Three major development schemes totalling more than 4,800 homes received green lights from London councils during June, making it the busiest month for planning approvals in the capital since the second quarter of 2023. The decisions, spread across east, north and south London, signal that housebuilding — stalled for much of the past two years by rising construction costs and planning gridlock — is picking up speed ahead of the Mayor's 2030 housing delivery targets.
The timing matters. London's average house price has held above £500,000 for fourteen consecutive months, and the shortage of new supply in Zones 2 through 4 has pushed buyers further out along the Elizabeth Line corridor, where properties in Ilford and Harold Wood have seen values climb 11 percent year-on-year. Developers and housing associations are betting that approvals secured now can be translated into completions before the next election cycle reshuffles the planning rulebook again.

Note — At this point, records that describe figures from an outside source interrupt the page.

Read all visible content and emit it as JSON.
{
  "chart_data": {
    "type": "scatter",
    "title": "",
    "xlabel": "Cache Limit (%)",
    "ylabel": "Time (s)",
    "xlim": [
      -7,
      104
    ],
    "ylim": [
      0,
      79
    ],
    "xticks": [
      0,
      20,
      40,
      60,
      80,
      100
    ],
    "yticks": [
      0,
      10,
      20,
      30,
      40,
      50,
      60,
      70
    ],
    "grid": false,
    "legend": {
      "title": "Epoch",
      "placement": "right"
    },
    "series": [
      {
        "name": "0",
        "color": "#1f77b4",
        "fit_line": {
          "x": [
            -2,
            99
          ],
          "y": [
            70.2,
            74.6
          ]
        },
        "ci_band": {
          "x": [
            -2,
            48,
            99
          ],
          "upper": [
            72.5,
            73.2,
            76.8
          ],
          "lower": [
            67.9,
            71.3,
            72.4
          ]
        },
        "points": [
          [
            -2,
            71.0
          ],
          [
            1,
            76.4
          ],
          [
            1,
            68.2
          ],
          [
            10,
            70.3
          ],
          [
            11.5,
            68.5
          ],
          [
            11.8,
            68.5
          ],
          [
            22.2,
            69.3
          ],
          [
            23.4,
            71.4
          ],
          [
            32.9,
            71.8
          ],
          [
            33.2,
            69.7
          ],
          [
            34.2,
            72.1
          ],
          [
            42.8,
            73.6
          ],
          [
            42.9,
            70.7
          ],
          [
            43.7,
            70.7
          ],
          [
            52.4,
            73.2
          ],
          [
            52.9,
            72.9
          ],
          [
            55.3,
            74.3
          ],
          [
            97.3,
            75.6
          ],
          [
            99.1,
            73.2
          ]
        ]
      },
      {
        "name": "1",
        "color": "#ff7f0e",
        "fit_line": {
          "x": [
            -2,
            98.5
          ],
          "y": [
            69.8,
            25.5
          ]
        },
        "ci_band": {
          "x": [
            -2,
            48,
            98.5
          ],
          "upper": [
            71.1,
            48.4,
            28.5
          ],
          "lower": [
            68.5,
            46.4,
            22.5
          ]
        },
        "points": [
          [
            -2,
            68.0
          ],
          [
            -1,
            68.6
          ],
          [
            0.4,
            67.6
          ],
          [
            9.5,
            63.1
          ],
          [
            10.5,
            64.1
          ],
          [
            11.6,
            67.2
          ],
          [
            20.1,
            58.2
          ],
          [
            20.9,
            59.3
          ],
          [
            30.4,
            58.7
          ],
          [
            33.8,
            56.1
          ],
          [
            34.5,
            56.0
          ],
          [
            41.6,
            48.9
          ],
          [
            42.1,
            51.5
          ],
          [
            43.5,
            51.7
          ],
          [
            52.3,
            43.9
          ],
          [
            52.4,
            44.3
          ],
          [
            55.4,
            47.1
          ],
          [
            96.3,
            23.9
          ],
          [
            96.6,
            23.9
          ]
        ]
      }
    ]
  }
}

The Schemes Making Headlines
The largest of the three is the revised Silvertown Quays masterplan in the London Borough of Newham, which cleared its final hurdle at the end of June after nearly a decade of revisions. The scheme, managed by a joint venture between Lendlease and the Greater London Authority, now proposes 3,200 homes on the north bank of the Royal Docks, alongside 180,000 square feet of commercial space and a new primary school. Roughly 35 percent of the units will be classed as affordable, though campaigners from the Newham Renters Union had argued the figure should be closer to 50 percent to reflect local need. Construction of the first phase, focused on the stretch between Pontoon Dock DLR station and the ExCeL centre, is scheduled to begin in spring 2027.
Further north, Barnet Council gave the go-ahead in late June to the next phase of Brent Cross Town, the 180-acre regeneration scheme being delivered by Related Argent and Barnet Council itself as joint developer. This phase adds 1,100 homes around the new Brent Cross West railway station, which opened on the Thameslink network in 2023. The area has attracted significant retail and workspace pre-lets, and estate agents along the Edgware Road corridor report that two-bedroom flats in completed Brent Cross blocks are already trading at around £525,000 — a 14 percent premium over comparable stock in nearby Hendon.
The third approval — smaller but closely watched — covers a 540-unit mixed-use block on the Old Kent Road in Southwark, part of the borough's long-running Opportunity Area plan. The developer, Peabody Housing Association, intends to start on site by the end of 2026, with the first residents moving in during 2029. The Old Kent Road zone, earmarked for a future Bakerloo Line extension that remains unfunded, has seen values lag Zone 2 norms, but Peabody's scheme is already generating interest from first-time buyers priced out of Peckham and Camberwell.
What This Means for Buyers and Renters
The pipeline matters most for people currently renting in east and south London, where average private rents hit £2,150 per month in the first quarter of 2026, according to the Greater London Authority's own monitoring data. New supply at Silvertown and Old Kent Road alone will not move that needle quickly — analysts at Savills estimated last year that London needs 52,000 new homes annually just to keep pace with household formation, and the capital has not hit that number since 2017.
For buyers, the practical advice is straightforward: schemes approved now typically convert to Shared Ownership or Help to Buy-replacement products — the current vehicle is the First Homes programme — within eighteen months of groundbreaking. Registering interest directly with Peabody, Lendlease or Related Argent puts prospective purchasers on early-access lists before units reach the open market. Mortgage brokers on Canary Wharf's South Colonnade report that lenders are again offering 95 percent loan-to-value products on new-build flats under £450,000, reversing a restriction that had been in place since late 2024.
Construction starts in 2026 mean completions in 2028 and 2029. That is the window Londoners priced out of the current market are watching.